As the old proverb guides us: no one plans to fail–they just fail to plan.
In that vein, my goal is to provide my patients with a treatment plan for high quality dentistry based upon estimates of longevity–for both the patient and the restorative material. Bottom line: if one wants to keep one’s teeth, treatment must be completed BEFORE it hurts and BEFORE the tooth breaks–that is, BEFORE there is any symptomatic reason to do so. The reality is that, sometimes, even modern dental techniques can’t save a fractured, infected tooth.
The alternative to this rule is to relinquish the personal control and timing of preemptive care and subject oneself to the rigors of rescue dentistry (to be discussed in Rule of Thumb #4) after the tooth/teeth become symptomatic. Rescue Dentistry is the “bread and butter” of the General Dentist–because the need for treatment is now obvious to the skeptical patient and “required” for the relief of pain and/or suffering. For the dentist, the dreaded “sales pitch” is now unnecessary–there is nothing more to prevent or preempt; for the patient, there is now a complete loss of control over the ability to plan and the freedom of choice; for the tooth, it may be too late; and for the wallet, whether there are remaining dental benefits or not, is a moot point. I like to refer to these teeth as: Christmas Eve Teeth–I think the reason should be reasonably self-explanatory.
Though it can be effective, rescue therapy is less predictable, more extensive, more expensive and much shorter-lived. The most complicated treatments that my patients need are a direct result of the long-term reliance upon short-term dental treatments based on silver/mercury amalgam fillings or tooth-colored plastic fillings and sealants.
For reasons I cannot fully fathom, many new patients to my practice are under the impression that once a tooth is filled, it’s “done”. Nothing could be further from the truth. My favorite analogy goes like this:
Why do we change the oil in our cars every 3-4000 miles? We could just wait and replace the engine every 15000 miles when the engine seizes and save two or three trips to Jiffy Lube!
Fillings work pretty much the same way. If one waits too long to update or upgrade a filling, the tooth will “seize” (see Figure 1 and 2) by fracture or root canal abscess. Rather than wait for the bitter end of a filling’s life, it would be preferable and more predictable to replace it when the first signs of deterioration are evident.
Dentists are routinely taught that we should educate our patients about the benefits of “preventive dentistry.” But the longer I do this, the more I see that preventive dental work fail because of personal habits, dietary challenges, systemic health issues and just plain wear and tear. I prefer to think of myself as a “Preemptive Dentist.” If one wants dental work to last, one needs to consider the length of time it is expected to do so–the patient’s life expectancy! Patients must also be forewarned that dental benefits are never going to cover 100% of the cost. The average plan supports and pays for the “least expensive alternative treatment”, usually referring to a less expensive option that will last for a 5-7 year period–the average amount of time an American spends in any one place of employment. (If you think about it, when the tooth “seizes” the patient is conveniently working somewhere else and likely subject to the restrictions and limitations of a different benefit company.)
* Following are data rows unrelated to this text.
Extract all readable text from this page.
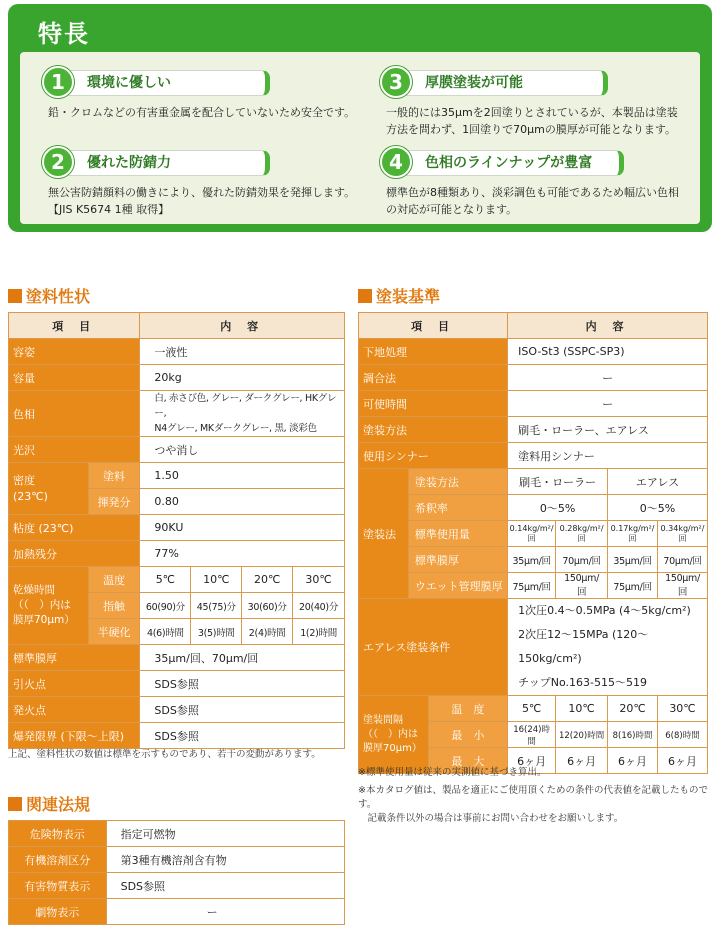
特長
1	環境に優しい
鉛・クロムなどの有害重金属を配合していないため安全です。
2	優れた防錆力
無公害防錆顔料の働きにより、優れた防錆効果を発揮します。
【JIS K5674 1種 取得】
3	厚膜塗装が可能
一般的には35μmを2回塗りとされているが、本製品は塗装
方法を問わず、1回塗りで70μmの膜厚が可能となります。
4	色相のラインナップが豊富
標準色が8種類あり、淡彩調色も可能であるため幅広い色相
の対応が可能となります。
塗料性状
項 目		内 容			
容姿		一液性			
容量		20kg			
色相		白, 赤さび色, グレー, ダークグレー, HKグレー,
N4グレー, MKダークグレー, 黒, 淡彩色			
光沢		つや消し			
密度
(23℃)	塗料	1.50			
	揮発分	0.80			
粘度 (23℃)		90KU			
加熱残分		77%			
乾燥時間
（（　）内は
膜厚70μm）	温度	5℃	10℃	20℃	30℃
	指触	60(90)分	45(75)分	30(60)分	20(40)分
	半硬化	4(6)時間	3(5)時間	2(4)時間	1(2)時間
標準膜厚		35μm/回、70μm/回			
引火点		SDS参照			
発火点		SDS参照			
爆発限界 (下限～上限)		SDS参照			
上記、塗料性状の数値は標準を示すものであり、若干の変動があります。
関連法規
危険物表示	指定可燃物
有機溶剤区分	第3種有機溶剤含有物
有害物質表示	SDS参照
劇物表示	ー
塗装基準
項 目			内 容			
下地処理			ISO-St3 (SSPC-SP3)			
調合法			ー			
可使時間			ー			
塗装方法			刷毛・ローラー、エアレス			
使用シンナー			塗料用シンナー			
塗装法	塗装方法		刷毛・ローラー		エアレス	
	希釈率		0～5%		0～5%	
	標準使用量		0.14kg/m²/回	0.28kg/m²/回	0.17kg/m²/回	0.34kg/m²/回
	標準膜厚		35μm/回	70μm/回	35μm/回	70μm/回
	ウエット管理膜厚		75μm/回	150μm/回	75μm/回	150μm/回
エアレス塗装条件			1次圧0.4～0.5MPa (4～5kg/cm²)
2次圧12～15MPa (120～150kg/cm²)
チップNo.163-515～519			

塗装間隔
（（　）内は
膜厚70μm）		温　度	5℃	10℃	20℃	30℃
		最　小	16(24)時間	12(20)時間	8(16)時間	6(8)時間
		最　大	6ヶ月	6ヶ月	6ヶ月	6ヶ月
※標準使用量は従来の実測値に基づき算出。
※本カタログ値は、製品を適正にご使用頂くための条件の代表値を記載したものです。
　記載条件以外の場合は事前にお問い合わせをお願いします。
The tooth in figure 1 above was identified 6 months earlier as old and potentially weak. Figure 2 shows a fractured tooth with a moderately sized tooth-colored, bonded composite filling. The patient with the teeth in figure 3 had been advised to have them crowned 4 years earlier due to the deterioration and age of the fillings (both more than 20 years old). The molar (larger tooth on the right side of figure 3) was completely split down the middle–the patient delayed treatment because THERE WAS NO PAIN, NO SYMPTOMS. When the patient finally “caved” to my recommendations (“badgering” in his words!) and agreed to update his dental work, the molar needed to be removed because the crack (and bacteria) had extended into the root canal and split the root.
Cost is often cited as a barrier. Six months beforehand, the tooth in the figure 1 above could have had a new filling (~$250), or a crown ($1200-1500). Now that the tooth is fractured and painful, the restorability of the tooth is in question and the rescue therapy to correct it will cost ~$3500 (including gum surgery, root canal therapy AND build-up and crown). The out-of-pocket cost will be roughly $2500, or 10 TIMES the total cost of the new filling with no benefits. If the tooth cannot be saved, the tooth can be removed and replaced with an implant: ~$5000.
Wouldn’t it be cheaper and better to just change the oil?